APOLIPOPROTEIN-AI TREATMENT ON THP-1-MACROPHAGES RESULT IN THE ACCUMULATION OF p62 VIA Nrf2-DEPENDENT

DÍAZ LUDOVICO IVO; GARDA, H. A.; BECERRA ROMINA; TREJO SEBASTIÁN ; GONZALEZ MARINA CECILIA

Chicago

Encuentro; Scientific Session of the American Heart Association (AHA); 2020

American Heart Association (AHA)

The human apolipoprotein A-I (apoA-I) is the major protein component of high-density lipoproteins (HDL). It?s known that the interaction of apoA-I with macrophages trigger several signal transduction pathways.
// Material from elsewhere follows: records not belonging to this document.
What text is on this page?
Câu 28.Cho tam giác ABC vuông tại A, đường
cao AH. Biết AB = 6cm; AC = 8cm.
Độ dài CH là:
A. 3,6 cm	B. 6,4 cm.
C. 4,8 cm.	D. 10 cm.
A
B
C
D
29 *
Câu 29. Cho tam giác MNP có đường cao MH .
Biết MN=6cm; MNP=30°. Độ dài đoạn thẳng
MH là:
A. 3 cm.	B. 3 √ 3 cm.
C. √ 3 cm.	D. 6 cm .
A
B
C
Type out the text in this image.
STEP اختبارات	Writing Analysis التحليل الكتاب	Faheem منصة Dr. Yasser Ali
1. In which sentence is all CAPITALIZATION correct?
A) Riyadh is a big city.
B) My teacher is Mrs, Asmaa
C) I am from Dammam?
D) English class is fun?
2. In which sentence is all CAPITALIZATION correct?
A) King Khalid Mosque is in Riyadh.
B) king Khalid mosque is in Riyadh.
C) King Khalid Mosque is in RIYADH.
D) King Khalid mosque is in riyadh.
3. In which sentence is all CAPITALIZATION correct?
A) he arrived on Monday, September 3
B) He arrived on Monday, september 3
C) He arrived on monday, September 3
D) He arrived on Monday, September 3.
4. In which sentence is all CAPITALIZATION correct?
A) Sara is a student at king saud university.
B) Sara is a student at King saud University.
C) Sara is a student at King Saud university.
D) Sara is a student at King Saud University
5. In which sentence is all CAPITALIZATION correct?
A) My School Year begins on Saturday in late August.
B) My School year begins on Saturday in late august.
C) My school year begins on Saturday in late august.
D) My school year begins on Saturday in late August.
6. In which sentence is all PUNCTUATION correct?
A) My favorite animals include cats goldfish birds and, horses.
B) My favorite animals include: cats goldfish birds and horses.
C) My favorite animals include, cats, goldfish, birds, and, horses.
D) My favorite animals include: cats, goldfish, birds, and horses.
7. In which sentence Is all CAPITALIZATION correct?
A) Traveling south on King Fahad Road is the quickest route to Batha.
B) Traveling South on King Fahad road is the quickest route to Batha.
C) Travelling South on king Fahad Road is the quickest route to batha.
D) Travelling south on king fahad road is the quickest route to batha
We realized a total proteomics profile between apoA-I and control treatment on THP-1 macrophages in order to find differential protein levels.To address if some unknown pathway could be activated by apoA-I we have analyzed a total proteomics profiling by comparative LFQ proteomics of apoA-I treated macrophages in comparison with untreated control.Total protein extracts were analyzed in a quadrupole/orbitrap. Subsequently, spectra were identified by two different software. Differential proteins levels were confirmed by Western-blot.Between 10 differentially- expressed proteins (at least in 2 folds over expressed on apoA-I-treated cells; p≤0.05) we found sequestrosome-1 (p62), a multifunctional protein that could be regulated by the Nrf2-KEAP1 pathway. When the Nrf2 pathway was inhibited by all-trans retinoic acid (ATRA), p62 levels decreases 40 to 50% in co treated cells (ATRA + ApoA-I) compared with only apoA-I-treated cells.We conclude that p62 could accumulates in THP-1-macrophages since apoA-I treatment in a Nrf2 pathway dependent manner.